Burkina/Justice : la réforme Faso Bu-Kaoré présentée au Mogho Naaba Baongo

Partager sur:

Le ministre en charge de la Justice a été reçu ce vendredi 13 mars 2026 par le Mogho Naaba Baongo au palais royal de Ouagadougou. Cette rencontre s’inscrit dans le cadre d’une démarche d’information et de concertation autour de la mise en œuvre de la loi Faso Bu-Kaoré, une justice traditionnelle voulue par le Chef de l’État dans l’administration de la justice burkinabè.

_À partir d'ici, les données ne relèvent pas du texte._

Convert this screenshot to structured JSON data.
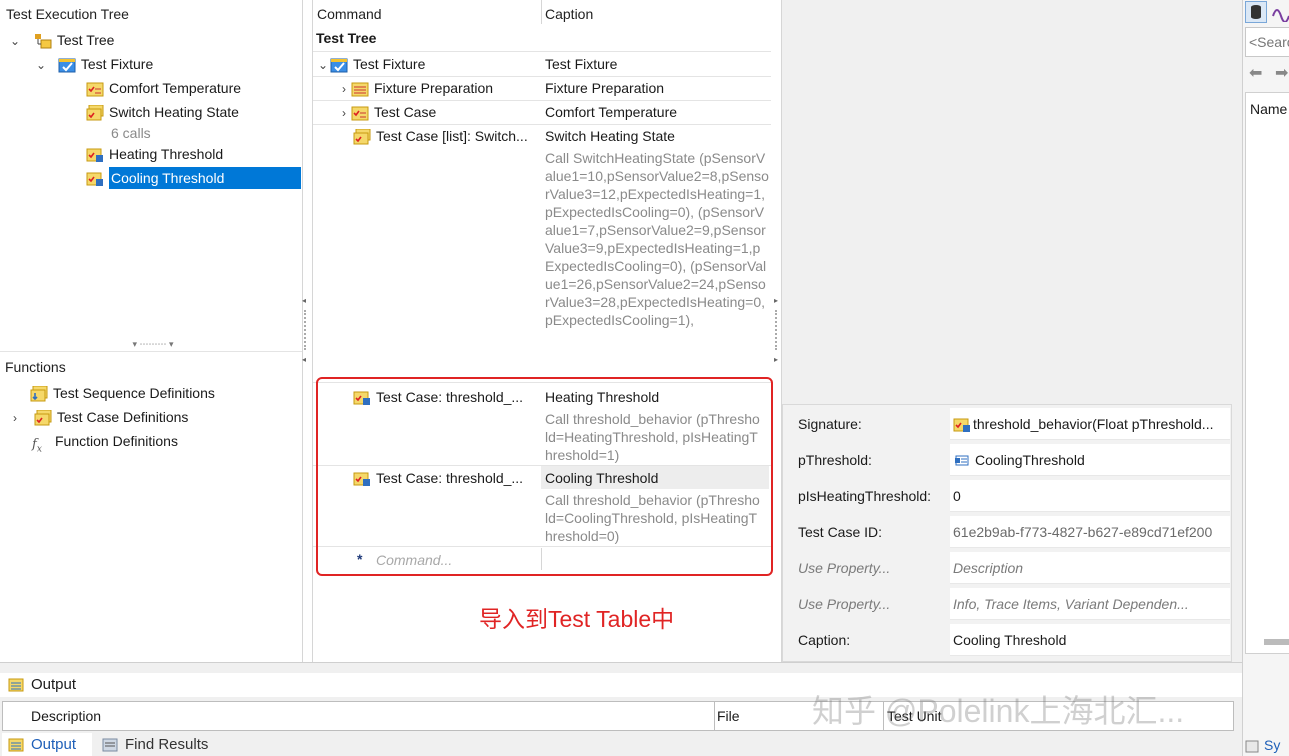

Le ministre en charge de la justice, Edasso Rodrigue Bayala a confié que Faso Bu-kaoré une nouvelle dynamique qui vise à améliorer le fonctionnement de l’appareil judiciaire en évitant que les affaires ayant déjà été épuisées aux instances traditionnelles ne se retrouvent par la suite devant les tribunaux.

« La loi Faso Bu-Kaoré ne crée rien de nouveau. La loi Faso Bu-Kaoré part du constat de l’existant pour donner force exécutoire aux décisions qui sont rendues au niveau traditionnelle », a-t-il expliqué.

Le ministre en charge de la justice, Edasso Rodrigue Bayala

Face au Mogho Naaba, le ministre a donc expliqué les grandes orientations de cette réforme, voulue par les plus hautes autorités du pays, et qui ambitionne d’apporter des changements significatifs dans la gestion du système judiciaire.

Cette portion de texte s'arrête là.